Bei den Abenteuern für höhere Stufen ist mir häufig aufgefallen, dass die dahinterliegende Story oder zumindest der Aufhänger eigentlich nur zu niedrigstufigen SC passen. Okay, die Encounter haben natürlich die jeweils passende Schwierigkeit, aber im Kern wird fast immer unterstellt, dass die SC einfach herumwandernde Adventurers-for-hire sind, die sich für ein paar Goldstücke auf eine (zunächst oft ziemlich beliebig wirkende) Mission schicken lassen. Als Spieler würde mich das stören - wenn ich einen SC spiele, der mächtig genug ist, um ganze Landstriche zu unterwerfen, dann will ich die Welt retten, statt ein paar fehlenden Buchseiten oder einem verschwundenen Akolythen hinterherzujagen.
Der Vollständigkeit halber sei noch erwähnt, dass die Qualität - Hardcover, Vollfarbe, hochwertige Illus und Karten, außerdem eine herausnehmbare Karte von Candlekeep - von gewohnt guter Qualität ist. Hätte ich auch nicht anders erwartet.

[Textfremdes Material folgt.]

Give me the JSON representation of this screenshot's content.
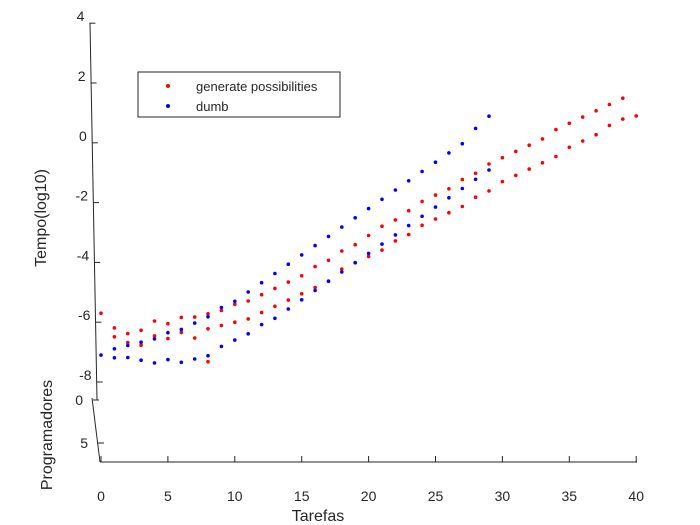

Alles in allem ist "Candlekeep Mysteries" kein schlechter Band - die Geschichten sind abwechslungsreich, und für jeden Geschmack sollte irgendwas dabei sein. Ich halte es aber für keine gute Idee, die Abenteuer auf 16 Stufen zu verteilen; die Chancen stehen gut, dass die Geschichte, die man mag, nicht mal näherungsweise zur Stufe der eigenen Gruppe passt. So, wie die meisten Geschichten gestrickt sind, hätte man besser daran getan, sich auf die Stufen 1-5 zu beschränken.